Hürriyet gazetesinin seks yazılarıyla tanınan cesur yazarı Ayşe Arman, gay okurunun öyle bir sorusuyla karşılaştı ki.. 26 yaşında ve moda sektöründe çalıştığını belirten kişi asker kaçağı olduğunu belirterek, 'Size sormak istediğim şu: Acaba, Askeriye'ye rapor almak için giderken bana eşlik edebilir misiniz?'
İşte Arman'ın bugün ki köşesinde yer alan o yazı:
Din kısmını neden boş bıraktınız?
Sizin gibi aydın birinin kızının nüfus cüzdanında din kısmını boş bırakmasına bir anlam veremedim. Biraz da bozuldum. Bu dünyada Müslüman olmak sizin için utanç verici mi? Yüz kızartıcı bir tablo mu? Niye ya! O zaman Türkiye'de yaşamayın.
(Leyla Ö.)
- Ne alakası var. Tabii ki utanç verici değil. Herhangi bir dine inanmak utanç verici değil, herkes istediğine inanır, istediği gibi ibadet eder. Benim durumuma gelince, Müslüman olmaya ben karar vermedim, bana fikrim sorulmadı bile. Annem Katolik, babam Müslüman'dı, Türkiye'de yaşıyorum diye nüfus memuru otomatikman Müslüman yazdı. Ne kadar Müslüman'ım bilmiyorum. Dinin gereklerini ne kadar yerine getiriyorum, onu da bilmiyorum. Rahmetli babaannemden öğrendiğim iki üç dua biliyorum, o kadar. Zor zamanlarımda imdadıma yetişiyorlar. Bittiği zaman, kalbimle ve Türkçe konuşmaya başlıyorum Tanrı'yla. Kızımın da bir yaratıcı olduğuna inanmasını isterim, çünkü ben "mana" arayan biriyim, bana iyi geliyor, o zaman hayat daha güzel yaşanacak bir yere dönüşüyor. Kendimi daha huzurlu hissediyorum. Kızımın da inanmasını isterim ama nasıl, hangi yolla Tanrı'ya ulaşacağı, sadece onu ilgilendirir. Bana, ona sormadan bir din biçmek ayıp geliyor.
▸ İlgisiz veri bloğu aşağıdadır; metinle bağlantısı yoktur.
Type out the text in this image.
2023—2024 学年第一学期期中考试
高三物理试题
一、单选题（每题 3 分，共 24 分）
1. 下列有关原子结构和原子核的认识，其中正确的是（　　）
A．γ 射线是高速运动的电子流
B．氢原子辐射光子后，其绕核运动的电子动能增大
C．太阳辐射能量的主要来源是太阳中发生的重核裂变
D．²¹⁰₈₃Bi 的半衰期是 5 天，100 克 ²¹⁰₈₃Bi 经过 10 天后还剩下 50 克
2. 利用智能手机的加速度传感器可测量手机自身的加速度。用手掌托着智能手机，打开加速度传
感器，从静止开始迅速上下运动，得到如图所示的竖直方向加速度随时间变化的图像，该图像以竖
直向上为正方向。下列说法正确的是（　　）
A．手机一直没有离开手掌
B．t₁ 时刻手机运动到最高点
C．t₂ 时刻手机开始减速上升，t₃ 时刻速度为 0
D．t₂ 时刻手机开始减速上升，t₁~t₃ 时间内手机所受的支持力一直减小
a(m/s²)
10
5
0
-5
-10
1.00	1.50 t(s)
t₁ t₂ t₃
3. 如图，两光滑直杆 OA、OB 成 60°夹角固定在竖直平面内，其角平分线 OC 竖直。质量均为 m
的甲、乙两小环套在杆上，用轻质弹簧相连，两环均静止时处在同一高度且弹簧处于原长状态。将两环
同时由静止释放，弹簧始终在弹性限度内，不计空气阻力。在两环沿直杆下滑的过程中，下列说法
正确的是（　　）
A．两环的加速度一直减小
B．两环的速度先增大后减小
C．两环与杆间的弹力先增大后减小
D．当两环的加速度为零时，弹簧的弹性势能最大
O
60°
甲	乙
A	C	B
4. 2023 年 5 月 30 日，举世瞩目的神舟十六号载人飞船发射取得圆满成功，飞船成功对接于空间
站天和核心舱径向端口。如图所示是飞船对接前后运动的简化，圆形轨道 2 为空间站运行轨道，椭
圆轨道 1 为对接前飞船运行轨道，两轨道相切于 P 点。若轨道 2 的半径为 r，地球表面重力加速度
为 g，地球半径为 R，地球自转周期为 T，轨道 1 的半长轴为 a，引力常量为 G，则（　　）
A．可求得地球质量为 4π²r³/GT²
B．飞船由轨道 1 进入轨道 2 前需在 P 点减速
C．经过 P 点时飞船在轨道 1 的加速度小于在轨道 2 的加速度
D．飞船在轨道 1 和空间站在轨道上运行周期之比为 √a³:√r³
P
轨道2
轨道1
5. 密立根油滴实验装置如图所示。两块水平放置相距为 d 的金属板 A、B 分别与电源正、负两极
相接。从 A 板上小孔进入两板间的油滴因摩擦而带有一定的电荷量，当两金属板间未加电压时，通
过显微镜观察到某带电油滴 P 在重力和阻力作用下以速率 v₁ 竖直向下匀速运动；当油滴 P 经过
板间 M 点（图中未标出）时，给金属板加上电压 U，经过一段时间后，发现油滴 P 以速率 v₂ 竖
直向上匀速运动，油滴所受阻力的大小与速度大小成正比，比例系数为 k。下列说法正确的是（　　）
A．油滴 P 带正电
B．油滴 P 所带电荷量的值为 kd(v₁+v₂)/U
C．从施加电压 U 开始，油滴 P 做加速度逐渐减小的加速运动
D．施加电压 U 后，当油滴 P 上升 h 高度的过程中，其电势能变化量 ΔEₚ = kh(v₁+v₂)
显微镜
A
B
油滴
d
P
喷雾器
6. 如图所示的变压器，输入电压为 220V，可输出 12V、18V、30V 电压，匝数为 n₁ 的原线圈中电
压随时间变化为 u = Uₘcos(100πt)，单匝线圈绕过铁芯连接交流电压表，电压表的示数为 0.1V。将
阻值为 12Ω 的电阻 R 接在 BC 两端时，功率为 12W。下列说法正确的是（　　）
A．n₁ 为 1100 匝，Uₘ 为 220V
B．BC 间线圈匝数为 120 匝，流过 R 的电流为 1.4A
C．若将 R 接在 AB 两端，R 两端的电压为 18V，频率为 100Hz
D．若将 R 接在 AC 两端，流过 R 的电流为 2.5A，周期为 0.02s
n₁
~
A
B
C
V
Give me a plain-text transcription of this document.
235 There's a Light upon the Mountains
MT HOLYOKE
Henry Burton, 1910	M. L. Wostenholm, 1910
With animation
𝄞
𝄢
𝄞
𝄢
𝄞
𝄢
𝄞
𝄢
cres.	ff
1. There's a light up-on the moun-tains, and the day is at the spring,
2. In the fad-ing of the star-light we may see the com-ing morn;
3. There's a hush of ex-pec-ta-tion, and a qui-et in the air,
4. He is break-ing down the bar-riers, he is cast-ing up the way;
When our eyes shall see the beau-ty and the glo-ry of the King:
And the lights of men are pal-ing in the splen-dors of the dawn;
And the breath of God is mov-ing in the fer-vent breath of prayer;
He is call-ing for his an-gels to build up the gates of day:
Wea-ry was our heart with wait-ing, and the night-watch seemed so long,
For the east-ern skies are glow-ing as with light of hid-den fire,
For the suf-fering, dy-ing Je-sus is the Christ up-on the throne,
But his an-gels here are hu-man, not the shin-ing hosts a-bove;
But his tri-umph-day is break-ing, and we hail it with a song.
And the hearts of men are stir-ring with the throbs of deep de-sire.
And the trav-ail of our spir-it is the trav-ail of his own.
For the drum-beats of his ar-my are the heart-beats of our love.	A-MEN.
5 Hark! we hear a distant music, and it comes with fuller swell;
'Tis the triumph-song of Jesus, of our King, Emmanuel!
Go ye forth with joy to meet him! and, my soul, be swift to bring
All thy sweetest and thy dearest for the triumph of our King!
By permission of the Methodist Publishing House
İnançsız insanlar kötü mü?
Alya'nın Tanrı'ya bakışı son derece masum ve gerçekçi. Biz henüz Tanrı'nın varlığını da, yokluğunu da bilmiyoruz. Belki vardır, belki de yaşam bir tesadüften ibarettir. Ama sen bilmediğin bir konu hakkında Alya'ya, ‘Allah en yüce varlık, insanlarla kıyaslayamazsın, kimseyi onun kadar sevemezsin. Beni bile...' diyebiliyorsun. Bunu mu söyledin gerçekten? O zaman o din hanesini boş bırakmıyorsun ki, ona ateistlik gibi bir seçenek sunmuyorsun. Yoksa sen, inançsız insanların kötü olduğunu mu düşünüyorsun? (Sibel)
- Siz inanmıyor olabilirsiniz, itirazım yok, saygı duyarım ama ben inanmaya inanan biriyim. Aşka inanan, sekse inanan, yaptığı işe inanan, insanlığa inanan, yaşama inanan, her şeyin bir sebebi olduğuna inanan, güzelliğe, iyiliğe inanan... Ben bir şeylere inanmadan yaşayabilecek kadar güçlü değilim.
Kızınız Alya sizi ne kadar severse sevsin...
Neden insanları ne kadar seveceğimizin ölçüsü Allah olsun ki? İstiyorsa sizi, Allah kadar sevsin kızınız Alya, ya da daha çok sevsin. Buna bozulacağını düşündüğünüz Allah ne kadar büyüktür zaten?
(Evin O.)
- Size katılıyorum, Tanrı'nın, dinin gereklerini yerine getirdiğim için beni daha çok seviyor olma fikri, beni de ikna etmiyor. Tanrı daha fazlası olmalı. Ama Alya öyle söyleyince, birden ağzımdan "Tövbe de!" lafı çıktı işte, gayri ihtiyari, bir refleks olarak...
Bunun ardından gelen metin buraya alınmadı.